Aussi surprenant que cela puisse paraitre, aucune instance ou organe international représentatif n’existe actuellement pour régler spécifiquement les questions relatives aux règlements des dettes souveraines, tant intérieures qu’extérieures. A ce jour, bien qu’ils n’en ont ni spécifiquement le mandat et/ou la légitimité pour le faire, la délicate question de la restructuration des dettes souveraines est confiée à des espaces ô combien discutables représentés par le G7, le G20, le couple Fonds monétaire international/Banque mondiale, et les Clubs informels dit de Paris et de Londres. Lorsqu’un un État rencontre des difficultés à procéder au remboursement de sa dette, bien souvent, il s’adresse à un ou plusieurs de ces acteurs pour y remédier.
Dans la première partie, nous avons défini une brève histoire des tentatives de création de mécanisme de restructuration des dettes souveraines.
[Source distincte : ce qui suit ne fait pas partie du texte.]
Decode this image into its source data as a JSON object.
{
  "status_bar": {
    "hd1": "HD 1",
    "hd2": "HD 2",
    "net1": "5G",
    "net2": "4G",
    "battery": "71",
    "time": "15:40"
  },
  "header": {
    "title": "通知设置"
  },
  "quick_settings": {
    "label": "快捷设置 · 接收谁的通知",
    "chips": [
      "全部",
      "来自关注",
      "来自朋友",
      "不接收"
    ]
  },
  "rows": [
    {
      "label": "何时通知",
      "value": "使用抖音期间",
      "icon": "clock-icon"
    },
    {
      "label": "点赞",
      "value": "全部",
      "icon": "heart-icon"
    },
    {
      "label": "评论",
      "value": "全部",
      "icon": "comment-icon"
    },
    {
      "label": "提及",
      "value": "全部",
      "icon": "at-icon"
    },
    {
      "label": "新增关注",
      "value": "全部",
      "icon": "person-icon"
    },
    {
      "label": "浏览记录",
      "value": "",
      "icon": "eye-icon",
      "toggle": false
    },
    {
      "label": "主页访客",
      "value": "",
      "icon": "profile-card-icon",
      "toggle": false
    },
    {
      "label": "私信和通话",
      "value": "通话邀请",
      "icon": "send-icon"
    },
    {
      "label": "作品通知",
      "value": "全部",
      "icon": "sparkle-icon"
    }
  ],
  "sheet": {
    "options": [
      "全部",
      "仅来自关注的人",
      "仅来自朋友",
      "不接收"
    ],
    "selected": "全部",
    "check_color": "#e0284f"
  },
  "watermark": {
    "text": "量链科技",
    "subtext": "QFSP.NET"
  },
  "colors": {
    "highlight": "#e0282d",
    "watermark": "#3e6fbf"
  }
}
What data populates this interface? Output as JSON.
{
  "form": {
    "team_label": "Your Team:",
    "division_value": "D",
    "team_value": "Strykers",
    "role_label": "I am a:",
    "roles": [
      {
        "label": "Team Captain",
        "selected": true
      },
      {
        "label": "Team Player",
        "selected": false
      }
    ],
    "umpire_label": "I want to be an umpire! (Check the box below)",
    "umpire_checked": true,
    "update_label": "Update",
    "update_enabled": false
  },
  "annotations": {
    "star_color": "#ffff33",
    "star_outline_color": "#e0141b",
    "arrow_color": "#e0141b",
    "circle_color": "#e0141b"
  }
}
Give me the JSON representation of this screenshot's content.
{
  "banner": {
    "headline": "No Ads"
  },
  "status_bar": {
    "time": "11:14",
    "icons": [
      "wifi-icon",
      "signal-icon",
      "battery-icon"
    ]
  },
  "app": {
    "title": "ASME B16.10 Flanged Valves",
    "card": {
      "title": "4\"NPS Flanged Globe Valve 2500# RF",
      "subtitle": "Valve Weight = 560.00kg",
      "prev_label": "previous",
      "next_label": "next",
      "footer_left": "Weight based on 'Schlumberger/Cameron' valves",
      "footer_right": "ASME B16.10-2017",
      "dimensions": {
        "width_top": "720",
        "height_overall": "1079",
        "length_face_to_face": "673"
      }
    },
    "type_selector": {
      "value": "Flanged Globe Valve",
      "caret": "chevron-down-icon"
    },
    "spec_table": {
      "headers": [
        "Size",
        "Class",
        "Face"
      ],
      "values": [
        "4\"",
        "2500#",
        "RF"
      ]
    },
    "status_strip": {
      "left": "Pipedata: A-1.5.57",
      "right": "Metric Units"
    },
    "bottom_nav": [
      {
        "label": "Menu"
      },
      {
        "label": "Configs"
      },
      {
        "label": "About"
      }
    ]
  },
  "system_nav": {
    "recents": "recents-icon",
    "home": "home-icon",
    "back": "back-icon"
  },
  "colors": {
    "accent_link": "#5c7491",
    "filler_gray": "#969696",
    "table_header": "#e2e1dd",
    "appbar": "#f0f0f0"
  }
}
Nous nous sommes par ailleurs penchés sur les principaux acteurs au centre des restructurations. Dans le second volet, nous nous sommes intéressés au profil d’endettement actuel des pays du Sud et sur la gestion calamiteuse des effets économiques du Covid-19 par les Institutions (financières) internationales. Dans cette avant-dernière partie, nous allons aborder les grands principes et surtout les principales limites [1] d’un mécanisme international de restructuration des dettes souveraines.
Tribunal international, Cour international, Tribunal ad-hoc, SDRM du FMI, etc. les propositions en faveur d’une structure représentative et démocratique de restructuration des dettes souveraines sont aussi nombreuses que variées. Pour définir ces grands principes, nous nous baserons sur ceux énoncés par le réseau Eurodad en 2019 dans un rapport intitulé « We can work it out – 10 civil society principles for sovereign debt resolution » [2]. Très complet, ce rapport constitue une bonne synthèse des débats. Il se repose par ailleurs sur les revendications des pays du Sud réunis au sein du G77, sur les propositions de l’ONU et a été réalisé en collaboration avec de nombreuses organisations de la société civile du Nord et du Sud.
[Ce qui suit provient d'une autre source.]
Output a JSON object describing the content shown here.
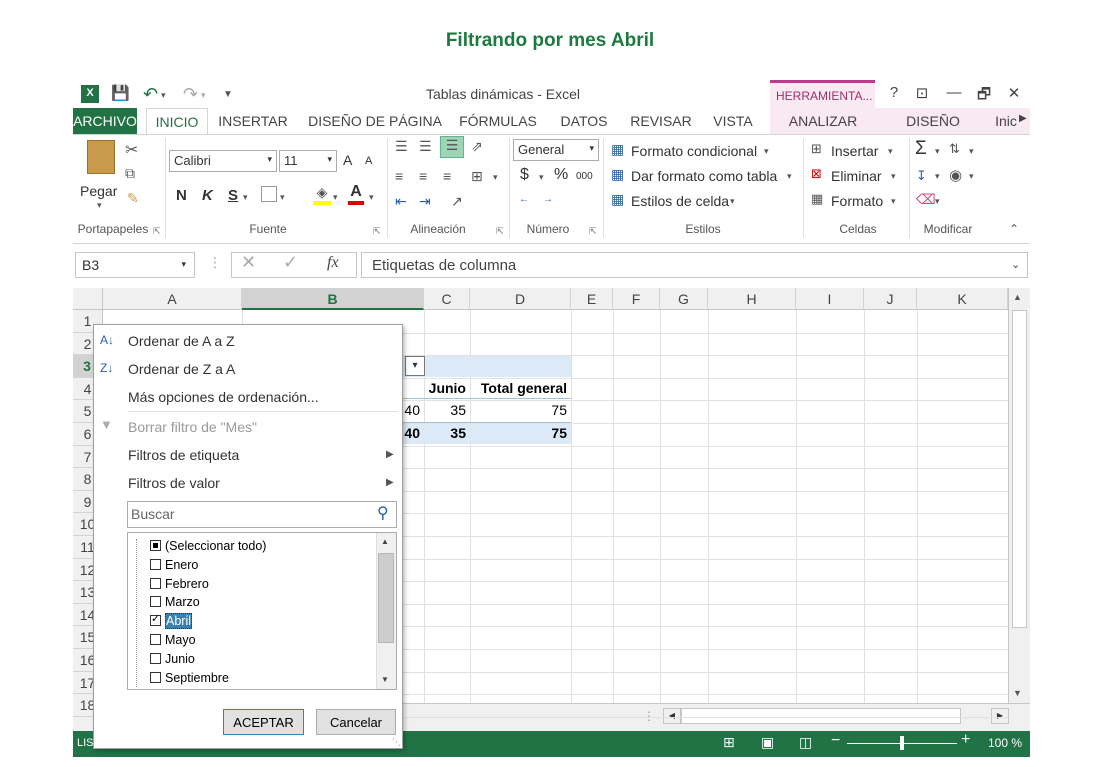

Ce rapport énonce dix grands principes :
On peut raisonnablement douter de la réelle volonté des gouvernements des pays créanciers de rompre avec les cadres existant de traitement de la dette
Principale limite, un tel mécanisme peut-il voir le jour ?
On peut raisonnablement douter de la réelle volonté des gouvernements des pays créanciers de rompre avec les cadres existant de traitement de la dette. Si les créanciers ont délaissé dans les faits la « politique de la canonnière » et des négociations exclusivement bilatérales au milieu du XXe siècle, c’est pour mieux se réunir au sein de Clubs informels dans lesquels le rapport de force est nettement à leur avantage. Ils dominent par ailleurs le processus relatif à la gestion de la dette extérieure publique au sein du FMI et de la Banque mondiale, espaces dans lesquels ils possède[ro]nt toujours la majorité des droits de vote. Sans oublier l’appui infaillible du G7 et du G20. Ni les États, ni les institutions financières internationales (IFI), ni les milieux financiers ne sont prêts à se mettre d’accord sur un tel mécanisme international. Rien ne garantit non plus l’adhésion des dirigeants de pays débiteurs, tant certains profitent des mécanismes actuels.
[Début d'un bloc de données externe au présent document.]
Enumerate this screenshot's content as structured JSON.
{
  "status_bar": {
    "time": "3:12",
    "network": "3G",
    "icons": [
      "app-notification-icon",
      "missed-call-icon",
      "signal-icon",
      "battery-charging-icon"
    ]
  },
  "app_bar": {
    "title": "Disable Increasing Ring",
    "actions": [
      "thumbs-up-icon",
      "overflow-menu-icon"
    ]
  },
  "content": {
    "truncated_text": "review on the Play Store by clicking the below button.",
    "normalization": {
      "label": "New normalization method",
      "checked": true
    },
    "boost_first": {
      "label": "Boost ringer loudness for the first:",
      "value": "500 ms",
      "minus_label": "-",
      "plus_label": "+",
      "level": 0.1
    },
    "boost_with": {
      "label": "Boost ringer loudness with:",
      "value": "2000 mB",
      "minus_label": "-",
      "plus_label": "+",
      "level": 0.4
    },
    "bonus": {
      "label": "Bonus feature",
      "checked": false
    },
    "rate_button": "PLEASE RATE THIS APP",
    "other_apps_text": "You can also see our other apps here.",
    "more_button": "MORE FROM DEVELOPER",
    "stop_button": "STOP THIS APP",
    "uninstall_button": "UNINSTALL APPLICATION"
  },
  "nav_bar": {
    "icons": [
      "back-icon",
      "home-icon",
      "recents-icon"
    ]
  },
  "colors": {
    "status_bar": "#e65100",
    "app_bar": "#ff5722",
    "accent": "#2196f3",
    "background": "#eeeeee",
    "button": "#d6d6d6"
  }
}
Seconde limite, la temporalité
La création de ce mécanisme nécessite au préalable la ratification d’un Traité international. Cela implique une procédure laborieuse de trois phases : la négociation, la signature et la ratification dudit Traité. A titre d’exemple, le Pacte international sur les droits économiques, sociaux et culturels (PIDESC) signé en 1966 n’est entré en vigueur qu’en 1976 ou encore le Traité sur la succession des États, signé en 1978 pour une entrée en vigueur qu’en 1996 [3]. Par ailleurs, il est toujours possible pour un État de refuser au dernier moment de ratifier le Traité, de ne pas l’appliquer sans subir de véritable sanction, ou encore de s’en retirer a posteriori. Il est pourtant primordial d’agir immédiatement. Et ni la crise de la dette du Tiers monde, ni la crise financière de 2007-2008, ni la crise multidimensionnelle liée au Covid-19 n’ont fait infléchir les grands créanciers sur ce point, au contraire. Si, malgré tout, un tel mécanisme devait voir le jour, une autre limite pourrait concerner la rapidité des prises de décision, déjà beaucoup trop longue dans les arènes actuelles de restructuration. Les réticences de tous les créanciers à accorder un tel rôle à l’ONU renforcent cette crainte d’un allongement des procédures.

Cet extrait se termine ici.